Java Mapreduce sort composite value

2019-07-09 03:34发布

问题:

I have a mapper that emits a Text (fruit name) key and a custom composite value city:count. I want to sort the composite values by the count prior to it arriving to the reducer such that the reducer can quickly determine which city has the highest count.

The composite value class is an extension of WritableComparable and has methods for retrieving the count and city.

What my reducer currently receives:

reducer 1 - oranges:<london:2, chicago:15, charleston:6>
reducer 2 - apples:<charleston:31, london:3, chicago:29>
...

What I want my reducer to receive:

reducer 1 - oranges:<chicago:15, charleston:6, london:2>
reducer 2 - apples:<charleston:31, chicago:29, london:3>

Logically, how do I make this happen? I've read several articles on Secondary Sorting/Ordering, but they tend to focus on composite keys as opposed to composite values. My keys don't need furthering partitioning nor do they need further sorting.
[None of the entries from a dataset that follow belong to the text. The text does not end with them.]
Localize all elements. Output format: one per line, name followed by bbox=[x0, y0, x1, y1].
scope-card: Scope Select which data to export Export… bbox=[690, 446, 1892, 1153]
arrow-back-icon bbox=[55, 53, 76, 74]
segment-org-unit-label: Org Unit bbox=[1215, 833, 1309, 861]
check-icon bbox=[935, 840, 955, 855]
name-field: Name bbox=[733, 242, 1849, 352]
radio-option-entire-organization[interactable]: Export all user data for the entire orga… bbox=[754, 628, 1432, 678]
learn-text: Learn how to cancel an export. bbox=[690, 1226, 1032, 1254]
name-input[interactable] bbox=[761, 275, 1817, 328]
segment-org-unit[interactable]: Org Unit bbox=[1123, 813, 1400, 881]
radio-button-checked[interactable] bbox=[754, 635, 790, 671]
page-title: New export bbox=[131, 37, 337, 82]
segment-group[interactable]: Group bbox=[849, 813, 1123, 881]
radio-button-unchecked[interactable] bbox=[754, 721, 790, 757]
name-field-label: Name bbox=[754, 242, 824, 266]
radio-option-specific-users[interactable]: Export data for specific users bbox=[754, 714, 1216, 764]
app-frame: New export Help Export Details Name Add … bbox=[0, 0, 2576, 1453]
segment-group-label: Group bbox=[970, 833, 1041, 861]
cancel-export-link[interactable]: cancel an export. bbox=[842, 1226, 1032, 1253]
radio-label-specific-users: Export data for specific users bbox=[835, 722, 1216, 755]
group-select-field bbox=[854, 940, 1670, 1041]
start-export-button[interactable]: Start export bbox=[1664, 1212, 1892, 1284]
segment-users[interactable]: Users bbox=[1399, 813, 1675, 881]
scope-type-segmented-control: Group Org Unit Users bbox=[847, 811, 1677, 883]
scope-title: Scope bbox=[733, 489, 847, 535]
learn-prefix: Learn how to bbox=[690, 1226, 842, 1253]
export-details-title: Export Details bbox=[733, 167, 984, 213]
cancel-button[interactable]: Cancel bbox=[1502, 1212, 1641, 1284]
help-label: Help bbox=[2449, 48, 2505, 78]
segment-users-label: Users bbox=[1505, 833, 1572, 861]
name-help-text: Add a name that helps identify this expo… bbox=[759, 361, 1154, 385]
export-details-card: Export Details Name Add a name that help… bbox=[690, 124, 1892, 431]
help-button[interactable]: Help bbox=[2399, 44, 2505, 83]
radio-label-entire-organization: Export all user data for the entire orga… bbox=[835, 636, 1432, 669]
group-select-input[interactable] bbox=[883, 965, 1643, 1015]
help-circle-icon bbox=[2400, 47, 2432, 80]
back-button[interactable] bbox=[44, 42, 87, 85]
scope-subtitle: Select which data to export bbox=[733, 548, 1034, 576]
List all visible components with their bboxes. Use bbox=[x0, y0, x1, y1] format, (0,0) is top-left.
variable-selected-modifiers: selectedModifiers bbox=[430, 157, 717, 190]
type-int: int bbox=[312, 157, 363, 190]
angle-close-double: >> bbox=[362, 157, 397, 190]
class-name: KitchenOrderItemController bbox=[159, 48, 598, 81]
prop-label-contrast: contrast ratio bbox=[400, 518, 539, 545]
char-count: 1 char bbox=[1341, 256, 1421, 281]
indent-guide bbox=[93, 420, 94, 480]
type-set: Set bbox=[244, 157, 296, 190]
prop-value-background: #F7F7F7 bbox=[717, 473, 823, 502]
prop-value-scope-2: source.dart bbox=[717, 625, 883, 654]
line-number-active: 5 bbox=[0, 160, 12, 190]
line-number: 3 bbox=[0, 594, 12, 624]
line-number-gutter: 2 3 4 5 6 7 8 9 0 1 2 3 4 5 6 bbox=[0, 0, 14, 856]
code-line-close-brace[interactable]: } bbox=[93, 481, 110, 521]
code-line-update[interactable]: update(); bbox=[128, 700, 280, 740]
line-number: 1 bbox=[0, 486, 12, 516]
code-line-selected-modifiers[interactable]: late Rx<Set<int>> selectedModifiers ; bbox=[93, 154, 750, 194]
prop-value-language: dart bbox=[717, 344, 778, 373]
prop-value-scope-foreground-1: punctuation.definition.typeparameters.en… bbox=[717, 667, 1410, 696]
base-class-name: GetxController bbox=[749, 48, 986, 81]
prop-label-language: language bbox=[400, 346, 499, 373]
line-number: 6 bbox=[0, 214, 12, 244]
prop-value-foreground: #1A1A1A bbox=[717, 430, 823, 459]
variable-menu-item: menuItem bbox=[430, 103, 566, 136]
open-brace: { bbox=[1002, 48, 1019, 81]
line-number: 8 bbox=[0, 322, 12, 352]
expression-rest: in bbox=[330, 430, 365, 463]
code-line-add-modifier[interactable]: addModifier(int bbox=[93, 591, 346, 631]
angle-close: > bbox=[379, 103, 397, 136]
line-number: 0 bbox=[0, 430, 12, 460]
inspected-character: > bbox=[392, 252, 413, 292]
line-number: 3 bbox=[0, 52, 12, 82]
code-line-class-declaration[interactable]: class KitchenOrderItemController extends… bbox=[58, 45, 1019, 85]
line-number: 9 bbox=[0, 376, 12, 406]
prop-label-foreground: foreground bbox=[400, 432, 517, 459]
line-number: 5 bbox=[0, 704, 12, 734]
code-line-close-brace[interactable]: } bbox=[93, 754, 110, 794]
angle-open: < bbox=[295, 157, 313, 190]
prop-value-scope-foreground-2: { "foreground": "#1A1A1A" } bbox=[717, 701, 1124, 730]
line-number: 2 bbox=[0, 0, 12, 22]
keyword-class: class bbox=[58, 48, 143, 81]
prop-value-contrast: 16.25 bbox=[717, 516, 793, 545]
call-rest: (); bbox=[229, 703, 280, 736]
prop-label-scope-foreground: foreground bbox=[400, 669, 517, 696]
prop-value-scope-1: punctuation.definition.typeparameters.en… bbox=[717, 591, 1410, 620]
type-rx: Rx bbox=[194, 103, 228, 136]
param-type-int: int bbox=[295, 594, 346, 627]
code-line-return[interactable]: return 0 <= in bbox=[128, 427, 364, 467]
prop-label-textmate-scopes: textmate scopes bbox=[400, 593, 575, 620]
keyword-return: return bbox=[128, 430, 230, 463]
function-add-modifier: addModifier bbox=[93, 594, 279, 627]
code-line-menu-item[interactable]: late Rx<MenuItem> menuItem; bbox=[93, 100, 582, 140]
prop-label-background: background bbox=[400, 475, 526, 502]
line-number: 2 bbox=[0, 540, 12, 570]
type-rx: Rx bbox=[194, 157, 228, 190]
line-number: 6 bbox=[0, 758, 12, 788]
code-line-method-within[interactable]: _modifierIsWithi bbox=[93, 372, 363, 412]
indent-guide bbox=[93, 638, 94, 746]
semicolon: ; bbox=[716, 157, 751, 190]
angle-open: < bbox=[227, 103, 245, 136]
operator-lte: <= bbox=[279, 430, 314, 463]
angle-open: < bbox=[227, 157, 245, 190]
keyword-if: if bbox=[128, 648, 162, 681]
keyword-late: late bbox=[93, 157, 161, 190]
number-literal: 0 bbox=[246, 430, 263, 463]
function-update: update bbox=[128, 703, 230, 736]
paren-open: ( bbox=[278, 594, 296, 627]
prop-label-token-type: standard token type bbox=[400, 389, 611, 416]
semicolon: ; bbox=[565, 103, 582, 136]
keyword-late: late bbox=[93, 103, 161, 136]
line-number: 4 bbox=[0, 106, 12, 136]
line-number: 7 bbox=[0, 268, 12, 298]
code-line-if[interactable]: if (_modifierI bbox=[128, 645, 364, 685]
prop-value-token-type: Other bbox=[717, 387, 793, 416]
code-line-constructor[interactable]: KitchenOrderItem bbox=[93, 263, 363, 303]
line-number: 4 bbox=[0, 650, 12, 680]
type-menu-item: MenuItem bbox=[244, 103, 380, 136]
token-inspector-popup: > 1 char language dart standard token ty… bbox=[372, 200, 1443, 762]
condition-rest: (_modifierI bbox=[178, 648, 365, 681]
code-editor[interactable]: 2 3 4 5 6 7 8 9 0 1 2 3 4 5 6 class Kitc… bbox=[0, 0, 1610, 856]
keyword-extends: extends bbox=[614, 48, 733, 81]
Again, sorting by a composite VALUE not a composite key!

回答1:

If you are only aiming at fast determination of the highest amount of a fruit i'd like to recommend another approach. Since sorting in most cases has a complexity of O(n log n) while finding the biggest entry only has O(n) where n is the number of cities in your case.

1. Mapper with Memory

You can use a hashmap in each mapper to determine the highest amount for each fruit per mapper. Just use fruit as key and city+count as value. When you get a fruit look into the map to compare for the bigger one. If the fruit did not already exist you obviously have to set it. When all map steps are executed the framework calls the cleanup method of your mapper. In the cleanup you can emit the entries of the map. This will reduce the number of values you have to send and go through in the reducer significantly.

2. Combiner

The approach 1. has one significant draw back. It is not scalable if you have a high amount of fruits which didn't fit into the memory. If this is the case you can use a combiner which is executed at mapper side. It works like a reducer for a smaller set of data given by the corresponding mapper. This would also lead to the benefit of a reduced number of values you send to the reducer.

3. Secondary Ordering

You can do it with secondary ordering. I really like to encourage you to read the article provided by Preeti Khurana. Especially the answer of Sudarshan. To give you a brief idea: Use a composite key of fruit:count and the value of city:count. Be aware that you need a special partitioning based on the first part of the key. I think this would be a high amount of effort but in some cases it is useful and necessary.